The cuts will be financed from the £2 billion in increased revenues expected to roll in over the next five years from North Sea oil and gas companies as a result of record energy prices.
Mr Osborne said tobacco duty rates would increase by 2% above inflation, as previously announced.
But he also pledged to reform the tobacco duty regime to narrow differentials between the lower-cost brands and the others.
There was no relief for hard-pressed publicans but the Chancellor said there would be no new changes to alcohol duty beyond those already announced.
But there was a glimmer of good news for holidaymakers with confirmation that this year's planned rise in Air Passenger Duty had been postponed for one year.
Expected plans for a so-called Learjet Tax on private aircraft were also confirmed.
Despite the gloomier outlook, the Chancellor insisted: "Britain has a plan and we're sticking to it".
He announced a raft of measures he said would make the UK the best place in Europe to start, finance and grow a business.
Many of the measures had been widely trailed but the centrepiece was another cut in corporation tax paid by businesses - down 2% instead of the 1% previously announced.
And there would be 1% falls in each of the following three years, he added.
He confirmed a shake-up in planning rules which will make all bodies involved in planning give priority to growth and jobs.
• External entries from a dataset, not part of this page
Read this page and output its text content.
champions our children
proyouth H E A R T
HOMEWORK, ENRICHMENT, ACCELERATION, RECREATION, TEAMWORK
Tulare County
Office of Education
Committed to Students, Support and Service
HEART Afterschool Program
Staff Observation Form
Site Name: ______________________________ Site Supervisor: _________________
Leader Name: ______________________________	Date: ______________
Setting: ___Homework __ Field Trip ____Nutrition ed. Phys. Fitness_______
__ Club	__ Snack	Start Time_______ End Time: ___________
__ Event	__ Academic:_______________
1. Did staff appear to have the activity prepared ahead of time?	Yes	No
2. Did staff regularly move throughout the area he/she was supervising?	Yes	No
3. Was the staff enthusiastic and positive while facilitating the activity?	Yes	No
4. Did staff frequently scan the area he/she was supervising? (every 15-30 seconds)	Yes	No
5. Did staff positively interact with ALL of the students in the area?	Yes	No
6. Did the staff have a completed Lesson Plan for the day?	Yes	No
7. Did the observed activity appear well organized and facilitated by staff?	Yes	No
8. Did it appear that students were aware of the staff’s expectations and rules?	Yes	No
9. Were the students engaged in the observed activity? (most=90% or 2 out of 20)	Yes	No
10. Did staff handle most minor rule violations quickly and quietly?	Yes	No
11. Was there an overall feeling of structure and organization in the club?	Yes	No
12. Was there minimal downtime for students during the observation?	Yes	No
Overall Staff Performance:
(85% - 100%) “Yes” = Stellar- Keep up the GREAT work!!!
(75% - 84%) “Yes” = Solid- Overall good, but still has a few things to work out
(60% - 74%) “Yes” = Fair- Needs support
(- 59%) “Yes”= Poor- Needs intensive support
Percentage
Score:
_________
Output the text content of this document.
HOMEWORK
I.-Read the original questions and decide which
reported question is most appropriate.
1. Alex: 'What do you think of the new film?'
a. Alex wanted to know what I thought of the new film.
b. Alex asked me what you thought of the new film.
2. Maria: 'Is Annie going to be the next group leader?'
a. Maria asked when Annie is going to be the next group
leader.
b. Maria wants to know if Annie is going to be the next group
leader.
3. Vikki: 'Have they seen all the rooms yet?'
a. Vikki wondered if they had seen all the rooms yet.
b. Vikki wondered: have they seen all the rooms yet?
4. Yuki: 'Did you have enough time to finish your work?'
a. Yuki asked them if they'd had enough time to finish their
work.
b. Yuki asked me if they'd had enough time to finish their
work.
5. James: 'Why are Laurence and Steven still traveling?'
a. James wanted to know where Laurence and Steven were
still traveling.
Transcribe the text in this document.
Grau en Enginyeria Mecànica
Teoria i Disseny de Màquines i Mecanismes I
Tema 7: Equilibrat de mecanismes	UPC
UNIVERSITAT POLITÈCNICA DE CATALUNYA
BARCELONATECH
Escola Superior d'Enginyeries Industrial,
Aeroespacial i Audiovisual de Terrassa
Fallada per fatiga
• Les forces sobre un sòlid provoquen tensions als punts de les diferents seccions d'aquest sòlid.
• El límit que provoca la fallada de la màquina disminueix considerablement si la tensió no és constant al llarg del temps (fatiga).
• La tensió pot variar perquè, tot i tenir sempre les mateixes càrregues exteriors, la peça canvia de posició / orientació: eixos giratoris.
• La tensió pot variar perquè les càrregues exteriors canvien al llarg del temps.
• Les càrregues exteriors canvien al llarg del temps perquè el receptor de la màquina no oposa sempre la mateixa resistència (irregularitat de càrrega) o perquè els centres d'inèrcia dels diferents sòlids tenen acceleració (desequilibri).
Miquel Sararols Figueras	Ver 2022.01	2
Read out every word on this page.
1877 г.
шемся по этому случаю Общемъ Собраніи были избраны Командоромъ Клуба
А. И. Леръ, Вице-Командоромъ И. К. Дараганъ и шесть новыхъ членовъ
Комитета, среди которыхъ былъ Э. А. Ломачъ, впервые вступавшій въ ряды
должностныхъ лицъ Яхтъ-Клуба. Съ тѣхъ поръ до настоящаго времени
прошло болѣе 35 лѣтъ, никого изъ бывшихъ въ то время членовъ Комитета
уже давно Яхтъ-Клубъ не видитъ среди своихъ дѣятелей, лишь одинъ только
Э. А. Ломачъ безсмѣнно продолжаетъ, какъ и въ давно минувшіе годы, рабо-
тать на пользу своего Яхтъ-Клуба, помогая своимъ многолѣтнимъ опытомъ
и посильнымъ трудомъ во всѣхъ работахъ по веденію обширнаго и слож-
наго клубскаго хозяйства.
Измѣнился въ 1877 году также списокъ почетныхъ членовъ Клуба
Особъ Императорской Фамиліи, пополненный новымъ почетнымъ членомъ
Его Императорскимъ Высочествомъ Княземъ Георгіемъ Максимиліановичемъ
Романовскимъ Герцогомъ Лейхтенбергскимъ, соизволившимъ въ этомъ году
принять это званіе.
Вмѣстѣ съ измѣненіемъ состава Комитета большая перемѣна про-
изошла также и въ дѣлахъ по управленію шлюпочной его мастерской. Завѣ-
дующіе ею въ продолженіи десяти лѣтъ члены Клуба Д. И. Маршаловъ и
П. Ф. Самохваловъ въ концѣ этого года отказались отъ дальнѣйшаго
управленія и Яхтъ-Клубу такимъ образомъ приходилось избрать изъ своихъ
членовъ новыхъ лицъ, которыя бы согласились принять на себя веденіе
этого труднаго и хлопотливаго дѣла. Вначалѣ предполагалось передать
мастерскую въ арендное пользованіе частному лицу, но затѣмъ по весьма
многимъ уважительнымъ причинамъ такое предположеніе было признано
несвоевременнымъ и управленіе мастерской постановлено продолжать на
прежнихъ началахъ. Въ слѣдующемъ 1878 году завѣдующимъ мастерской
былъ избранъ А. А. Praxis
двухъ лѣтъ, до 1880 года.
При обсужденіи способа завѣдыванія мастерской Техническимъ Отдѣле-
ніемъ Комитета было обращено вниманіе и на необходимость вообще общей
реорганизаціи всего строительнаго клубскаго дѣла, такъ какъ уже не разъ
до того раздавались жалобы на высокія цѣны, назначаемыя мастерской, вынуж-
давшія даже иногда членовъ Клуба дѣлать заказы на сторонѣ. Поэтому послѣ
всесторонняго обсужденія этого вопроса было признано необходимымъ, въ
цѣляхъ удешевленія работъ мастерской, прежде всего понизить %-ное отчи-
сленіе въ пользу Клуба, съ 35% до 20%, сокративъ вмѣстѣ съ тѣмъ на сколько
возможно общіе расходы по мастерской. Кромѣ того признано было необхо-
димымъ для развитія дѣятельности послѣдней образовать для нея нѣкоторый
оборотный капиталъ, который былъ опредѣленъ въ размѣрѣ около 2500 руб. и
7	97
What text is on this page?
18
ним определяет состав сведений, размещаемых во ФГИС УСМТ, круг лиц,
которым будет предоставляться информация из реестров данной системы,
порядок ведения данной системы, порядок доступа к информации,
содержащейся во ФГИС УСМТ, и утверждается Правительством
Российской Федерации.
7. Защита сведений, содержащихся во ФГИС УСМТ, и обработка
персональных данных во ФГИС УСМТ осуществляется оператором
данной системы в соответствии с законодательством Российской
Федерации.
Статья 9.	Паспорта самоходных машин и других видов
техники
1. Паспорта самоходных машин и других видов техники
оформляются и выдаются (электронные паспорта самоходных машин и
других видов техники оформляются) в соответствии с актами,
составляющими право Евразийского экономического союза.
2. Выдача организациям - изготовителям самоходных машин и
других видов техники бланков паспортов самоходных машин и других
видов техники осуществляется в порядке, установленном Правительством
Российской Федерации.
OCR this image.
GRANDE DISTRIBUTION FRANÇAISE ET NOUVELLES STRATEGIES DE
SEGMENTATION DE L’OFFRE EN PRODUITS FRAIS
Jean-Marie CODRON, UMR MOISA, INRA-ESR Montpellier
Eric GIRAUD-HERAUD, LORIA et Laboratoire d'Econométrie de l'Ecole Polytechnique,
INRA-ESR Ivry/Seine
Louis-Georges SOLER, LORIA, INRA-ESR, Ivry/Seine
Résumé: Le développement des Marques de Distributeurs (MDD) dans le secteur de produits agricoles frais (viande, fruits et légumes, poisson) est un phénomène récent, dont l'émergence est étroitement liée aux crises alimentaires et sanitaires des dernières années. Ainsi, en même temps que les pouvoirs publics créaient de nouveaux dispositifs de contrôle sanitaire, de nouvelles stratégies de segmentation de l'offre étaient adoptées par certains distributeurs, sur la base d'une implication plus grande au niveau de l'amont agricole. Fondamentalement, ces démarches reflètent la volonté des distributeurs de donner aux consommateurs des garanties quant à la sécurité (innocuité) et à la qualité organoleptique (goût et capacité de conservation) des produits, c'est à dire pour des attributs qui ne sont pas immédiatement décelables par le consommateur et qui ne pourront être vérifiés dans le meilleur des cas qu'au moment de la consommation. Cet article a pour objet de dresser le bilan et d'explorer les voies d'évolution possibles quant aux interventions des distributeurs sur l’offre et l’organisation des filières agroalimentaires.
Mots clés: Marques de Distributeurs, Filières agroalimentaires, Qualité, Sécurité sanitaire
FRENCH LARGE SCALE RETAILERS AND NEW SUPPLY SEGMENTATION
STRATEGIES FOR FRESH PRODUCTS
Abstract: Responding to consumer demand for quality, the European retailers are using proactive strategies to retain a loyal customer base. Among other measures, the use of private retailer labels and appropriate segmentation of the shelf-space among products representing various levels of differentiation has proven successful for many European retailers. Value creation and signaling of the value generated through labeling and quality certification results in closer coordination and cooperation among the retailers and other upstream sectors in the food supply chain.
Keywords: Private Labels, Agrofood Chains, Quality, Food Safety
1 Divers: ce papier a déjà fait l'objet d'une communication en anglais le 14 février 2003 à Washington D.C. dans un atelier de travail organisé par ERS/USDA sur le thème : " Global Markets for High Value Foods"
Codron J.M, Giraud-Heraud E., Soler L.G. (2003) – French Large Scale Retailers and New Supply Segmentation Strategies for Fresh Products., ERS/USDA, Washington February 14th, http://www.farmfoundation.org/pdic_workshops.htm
But there was a new squeeze on so-called non-doms - wealthy entrepreneurs who have been accused of avoiding their fair share of tax using their special tax status.
The last government introduced a £30,000 charge for those who had lived here for seven years.
Mr Osborne said he was increasing the charge to £50,000 for non-doms who have been in the country for 12 years, a move he said would raise over £200 million in the coming years.
As expected he set in motion plans to merge income tax and National Insurance contributions as part of a push to simplify the tax system.
However, he warned that the process would take several years to complete.
He also confirmed proposals to use the levy charged on banking profits to give a £250 million leg up for first time home buyers.
The new shared equity scheme, First Buy, will be available for first-time buyers who want to purchase a newly built property, but who cannot afford high deposits.
He said this would help 10,000 families get on to the housing ladder for the first time.
There was also an extra £100 million for the repair of winter potholes in roads.
Mr Osborne announced funding for 21 new Enterprise Zones.
He said the first ten will be in Birmingham and Solihull, Leeds, Liverpool, Greater Manchester, the Tees Valley, Tyneside, the Bristol area, the Black Country, Derbyshire and Nottinghamshire, and Sheffield.
He confirmed the creation of a Green Investment Bank and pledged another £2 billion of funding, on top of the £1 billion already committed.
On education he announced a doubling of the number of planned new University Technical Colleges from 12 to 24.